Una strategia deliberata per addomesticare la scienza. Strategia che emerge, inequivocabile, nel 2018, durante il processo statunitense Johnson vs. Monsanto. Processo che si conclude nell’agosto di quell’anno, quando una corte californiana condanna Monsanto al risarcimento multimilionario di Dewayne Lee Johnson, un giardiniere scolastico colpito da un linfoma non hodgkin dopo anni di esposizione professionale a Roundup. I legali di Johnson, infatti, sono riusciti a dimostrare in aula come Monsanto fosse al corrente della pericolosità del suo prodotto e non avesse fatto nulla per avvertire i consumatori. A questo scopo, hanno fatto emergere diverse email compromettenti tra impiegati e dirigenti Monsanto, in cui l’azienda ammette gravi carenze di testing del prodotto, omissioni deliberate di dati tossicologici, pressioni esercitate sui regolatori, e ghost writing di articoli scientifici senza alcuna validità. I “Monsanto Papers”, li hanno chiamati.
«Anche noi abbiamo subìto forti pressioni. Ma i dati restano dati. E noi ci occupiamo di glifosato da più di un decennio, con rigore assoluto. Il nostro modello è solido, e i numeri sono numeri.» risponde la dottoressa Belpoggi quando le viene chiesto se teme i sistematici tentativi di screditare la ricerca scientifica indipendente. «L’Istituto Ramazzini non è un centro di ricerca qualsiasi. È una cooperativa sociale, con oltre 40.000 soci. I suoi studi sono finanziati in parte da donazioni libere e in parte da collaborazioni internazionali, prestigiosissime, tra cui quelle con il Boston College e con l’Heartland Study. In passato, i nostri dati si sono rivelati sempre attendibili e validi, e non è la prima volta che siamo alla ribalta per studi così innovativi e risultati così dirompenti. Non temiamo di essere screditati, per la stima che ha la popolazione del nostro lavoro e per il metodo rigoroso che applichiamo» aggiunge.

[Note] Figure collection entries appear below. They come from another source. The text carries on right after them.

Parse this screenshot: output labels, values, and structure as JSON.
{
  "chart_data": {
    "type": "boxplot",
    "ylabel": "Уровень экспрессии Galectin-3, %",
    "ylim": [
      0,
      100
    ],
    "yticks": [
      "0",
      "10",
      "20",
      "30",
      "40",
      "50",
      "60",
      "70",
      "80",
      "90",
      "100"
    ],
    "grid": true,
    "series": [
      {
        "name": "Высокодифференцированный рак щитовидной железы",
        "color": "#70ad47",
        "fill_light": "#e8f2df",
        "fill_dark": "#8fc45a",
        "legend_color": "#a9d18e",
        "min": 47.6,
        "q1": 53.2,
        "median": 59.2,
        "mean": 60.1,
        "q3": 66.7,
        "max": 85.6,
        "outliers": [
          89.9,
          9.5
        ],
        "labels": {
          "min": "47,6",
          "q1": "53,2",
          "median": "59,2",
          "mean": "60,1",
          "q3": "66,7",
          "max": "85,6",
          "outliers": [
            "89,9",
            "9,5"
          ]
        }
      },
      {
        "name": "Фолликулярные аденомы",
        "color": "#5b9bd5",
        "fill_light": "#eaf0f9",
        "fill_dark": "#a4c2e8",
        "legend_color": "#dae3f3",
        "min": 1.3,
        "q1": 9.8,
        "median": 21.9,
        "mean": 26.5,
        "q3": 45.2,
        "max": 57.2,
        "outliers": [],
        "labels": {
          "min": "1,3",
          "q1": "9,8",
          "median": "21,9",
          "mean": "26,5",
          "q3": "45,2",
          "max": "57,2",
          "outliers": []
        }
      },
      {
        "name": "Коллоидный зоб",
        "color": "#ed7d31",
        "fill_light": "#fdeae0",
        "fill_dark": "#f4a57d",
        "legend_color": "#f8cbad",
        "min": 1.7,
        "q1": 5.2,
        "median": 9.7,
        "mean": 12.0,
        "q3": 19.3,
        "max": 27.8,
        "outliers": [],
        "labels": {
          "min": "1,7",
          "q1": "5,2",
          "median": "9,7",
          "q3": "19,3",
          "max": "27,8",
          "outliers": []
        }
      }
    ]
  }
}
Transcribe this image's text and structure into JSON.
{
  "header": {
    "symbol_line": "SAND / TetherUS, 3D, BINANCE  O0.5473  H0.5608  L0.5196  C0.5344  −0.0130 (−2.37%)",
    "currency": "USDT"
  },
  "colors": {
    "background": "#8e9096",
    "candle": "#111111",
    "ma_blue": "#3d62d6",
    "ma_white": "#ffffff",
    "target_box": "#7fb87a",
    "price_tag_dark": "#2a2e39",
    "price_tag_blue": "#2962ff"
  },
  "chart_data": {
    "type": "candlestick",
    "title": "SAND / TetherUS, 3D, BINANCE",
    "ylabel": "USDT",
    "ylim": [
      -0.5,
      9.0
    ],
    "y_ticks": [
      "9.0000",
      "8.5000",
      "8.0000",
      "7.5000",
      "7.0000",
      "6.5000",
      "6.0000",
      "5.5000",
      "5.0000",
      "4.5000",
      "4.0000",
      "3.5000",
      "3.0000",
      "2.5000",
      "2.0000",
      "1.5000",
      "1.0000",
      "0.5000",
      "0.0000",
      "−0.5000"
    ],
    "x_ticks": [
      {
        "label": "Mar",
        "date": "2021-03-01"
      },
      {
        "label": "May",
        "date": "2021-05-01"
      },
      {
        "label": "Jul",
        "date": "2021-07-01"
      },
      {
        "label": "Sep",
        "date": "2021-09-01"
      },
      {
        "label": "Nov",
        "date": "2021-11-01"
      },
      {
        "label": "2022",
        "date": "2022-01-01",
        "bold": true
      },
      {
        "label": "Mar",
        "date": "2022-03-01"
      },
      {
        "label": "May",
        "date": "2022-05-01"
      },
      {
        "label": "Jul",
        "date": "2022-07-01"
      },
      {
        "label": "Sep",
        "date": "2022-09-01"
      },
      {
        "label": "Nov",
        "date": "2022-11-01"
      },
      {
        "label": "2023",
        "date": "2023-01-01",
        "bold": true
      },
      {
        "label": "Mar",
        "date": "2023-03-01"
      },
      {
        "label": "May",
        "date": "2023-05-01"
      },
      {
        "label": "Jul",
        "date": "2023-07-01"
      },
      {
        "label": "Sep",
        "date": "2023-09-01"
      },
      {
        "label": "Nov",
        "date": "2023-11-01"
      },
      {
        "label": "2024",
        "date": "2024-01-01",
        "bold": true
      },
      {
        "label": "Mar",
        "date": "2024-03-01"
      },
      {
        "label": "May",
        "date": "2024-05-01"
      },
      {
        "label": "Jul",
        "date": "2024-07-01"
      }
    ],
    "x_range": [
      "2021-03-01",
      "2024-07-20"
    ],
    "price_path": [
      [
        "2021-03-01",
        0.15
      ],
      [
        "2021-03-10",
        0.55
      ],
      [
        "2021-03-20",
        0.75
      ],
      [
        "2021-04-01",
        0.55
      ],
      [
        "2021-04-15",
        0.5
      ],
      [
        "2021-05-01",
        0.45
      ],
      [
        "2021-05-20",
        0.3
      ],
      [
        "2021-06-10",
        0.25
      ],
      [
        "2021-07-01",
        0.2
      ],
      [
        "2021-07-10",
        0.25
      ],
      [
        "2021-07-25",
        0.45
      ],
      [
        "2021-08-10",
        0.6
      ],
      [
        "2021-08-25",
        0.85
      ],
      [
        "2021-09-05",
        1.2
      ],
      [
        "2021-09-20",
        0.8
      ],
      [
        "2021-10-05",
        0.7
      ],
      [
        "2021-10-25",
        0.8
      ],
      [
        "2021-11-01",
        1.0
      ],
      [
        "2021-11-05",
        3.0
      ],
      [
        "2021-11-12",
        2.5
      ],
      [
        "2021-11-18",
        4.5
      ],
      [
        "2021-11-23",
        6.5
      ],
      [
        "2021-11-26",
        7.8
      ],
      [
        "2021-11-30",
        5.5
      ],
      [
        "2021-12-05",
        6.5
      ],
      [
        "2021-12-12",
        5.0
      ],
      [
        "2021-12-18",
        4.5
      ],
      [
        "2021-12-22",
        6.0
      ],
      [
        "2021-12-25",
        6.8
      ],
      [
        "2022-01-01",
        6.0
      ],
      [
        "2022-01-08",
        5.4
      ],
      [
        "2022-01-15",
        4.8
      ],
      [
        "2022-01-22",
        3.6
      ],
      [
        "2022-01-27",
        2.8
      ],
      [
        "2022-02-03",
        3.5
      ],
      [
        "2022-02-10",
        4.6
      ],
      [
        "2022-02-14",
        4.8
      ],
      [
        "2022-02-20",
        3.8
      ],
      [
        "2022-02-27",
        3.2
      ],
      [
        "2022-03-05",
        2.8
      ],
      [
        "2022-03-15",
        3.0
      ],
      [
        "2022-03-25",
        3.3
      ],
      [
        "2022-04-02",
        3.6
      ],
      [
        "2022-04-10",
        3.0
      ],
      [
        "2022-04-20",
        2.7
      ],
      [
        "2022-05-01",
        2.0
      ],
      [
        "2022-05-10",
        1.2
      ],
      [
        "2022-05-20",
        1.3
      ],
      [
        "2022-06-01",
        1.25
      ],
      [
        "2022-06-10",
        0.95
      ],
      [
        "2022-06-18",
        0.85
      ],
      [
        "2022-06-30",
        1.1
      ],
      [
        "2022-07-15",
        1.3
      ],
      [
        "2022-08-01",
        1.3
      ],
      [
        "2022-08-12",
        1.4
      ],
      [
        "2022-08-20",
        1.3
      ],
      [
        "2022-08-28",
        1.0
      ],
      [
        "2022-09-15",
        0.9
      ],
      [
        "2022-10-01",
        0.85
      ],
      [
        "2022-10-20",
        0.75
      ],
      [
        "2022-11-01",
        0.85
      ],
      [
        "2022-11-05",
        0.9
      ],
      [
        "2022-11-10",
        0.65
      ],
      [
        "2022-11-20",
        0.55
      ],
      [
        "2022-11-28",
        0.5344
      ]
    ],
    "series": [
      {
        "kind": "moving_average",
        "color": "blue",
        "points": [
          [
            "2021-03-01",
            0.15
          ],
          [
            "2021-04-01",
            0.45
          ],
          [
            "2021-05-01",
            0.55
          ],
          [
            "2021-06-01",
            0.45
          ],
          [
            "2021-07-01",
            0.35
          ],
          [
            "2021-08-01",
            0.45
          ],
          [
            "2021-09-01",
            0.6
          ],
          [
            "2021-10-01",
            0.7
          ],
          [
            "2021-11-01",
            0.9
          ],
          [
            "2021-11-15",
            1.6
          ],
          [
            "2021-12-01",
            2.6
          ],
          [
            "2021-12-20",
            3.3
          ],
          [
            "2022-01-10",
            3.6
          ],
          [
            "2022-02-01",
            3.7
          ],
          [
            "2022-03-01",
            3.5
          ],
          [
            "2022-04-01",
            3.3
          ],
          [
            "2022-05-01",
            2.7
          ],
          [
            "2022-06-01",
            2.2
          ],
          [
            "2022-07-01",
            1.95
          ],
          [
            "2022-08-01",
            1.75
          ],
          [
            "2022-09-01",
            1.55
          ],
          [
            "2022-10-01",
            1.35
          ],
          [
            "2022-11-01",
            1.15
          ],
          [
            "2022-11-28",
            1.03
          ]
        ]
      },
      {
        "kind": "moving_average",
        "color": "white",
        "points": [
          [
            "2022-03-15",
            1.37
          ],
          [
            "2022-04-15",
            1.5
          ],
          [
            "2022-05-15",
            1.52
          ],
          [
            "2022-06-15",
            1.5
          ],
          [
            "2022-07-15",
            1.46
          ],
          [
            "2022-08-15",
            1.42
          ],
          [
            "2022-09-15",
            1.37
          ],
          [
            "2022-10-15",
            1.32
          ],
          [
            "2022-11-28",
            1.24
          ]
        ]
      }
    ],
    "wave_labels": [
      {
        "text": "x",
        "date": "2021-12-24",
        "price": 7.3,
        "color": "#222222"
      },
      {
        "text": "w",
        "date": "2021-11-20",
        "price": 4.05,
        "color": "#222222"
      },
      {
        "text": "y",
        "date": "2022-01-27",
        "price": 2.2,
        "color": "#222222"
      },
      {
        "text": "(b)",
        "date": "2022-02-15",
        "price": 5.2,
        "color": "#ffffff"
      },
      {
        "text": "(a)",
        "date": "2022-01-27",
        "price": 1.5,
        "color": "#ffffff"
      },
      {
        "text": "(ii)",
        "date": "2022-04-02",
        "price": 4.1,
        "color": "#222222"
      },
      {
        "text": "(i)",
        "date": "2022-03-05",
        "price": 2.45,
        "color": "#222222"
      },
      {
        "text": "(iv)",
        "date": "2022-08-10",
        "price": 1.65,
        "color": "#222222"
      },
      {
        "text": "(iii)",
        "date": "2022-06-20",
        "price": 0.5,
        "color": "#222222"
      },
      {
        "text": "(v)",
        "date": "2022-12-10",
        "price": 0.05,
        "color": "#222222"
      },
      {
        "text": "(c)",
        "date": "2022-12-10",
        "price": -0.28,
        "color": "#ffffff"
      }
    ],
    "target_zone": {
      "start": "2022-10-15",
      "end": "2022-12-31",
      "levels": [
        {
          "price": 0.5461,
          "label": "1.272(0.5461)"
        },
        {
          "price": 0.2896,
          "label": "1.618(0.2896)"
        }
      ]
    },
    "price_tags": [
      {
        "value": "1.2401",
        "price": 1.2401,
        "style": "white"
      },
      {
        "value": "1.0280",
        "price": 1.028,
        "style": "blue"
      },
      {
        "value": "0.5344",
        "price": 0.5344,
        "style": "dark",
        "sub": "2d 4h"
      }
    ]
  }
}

E allora cosa può fare il consumatore per limitare la sua esposizione al glifosato, in attesa che i regolatori europei intervengano in maniera più decisiva per vietarne l’uso? Poco. Ma qualcosa, sì. «Conviene scegliere pasta prodotta con grano italiano, dove l’utilizzo del glifosato è limitato. In quella con grano canadese o americano sono state trovate tracce consistenti. Poi, preferire prodotti da agricoltura biologica, che è più controllata e che vieta del tutto l’utilizzo del glifosato. Favorire anche i grani antichi. E fare pressione sui Comuni perché vietino i diserbanti nocivi nei luoghi pubblici».
Ma sono solo argini fragili, nel mare di un’esposizione ubiquitaria: «Il glifosato è ormai diffuso in tutte le colture convenzionali. È stato rinvenuto nelle urine, nel sangue. Persino nel latte materno. È ovunque. Ed è pericolosissimo».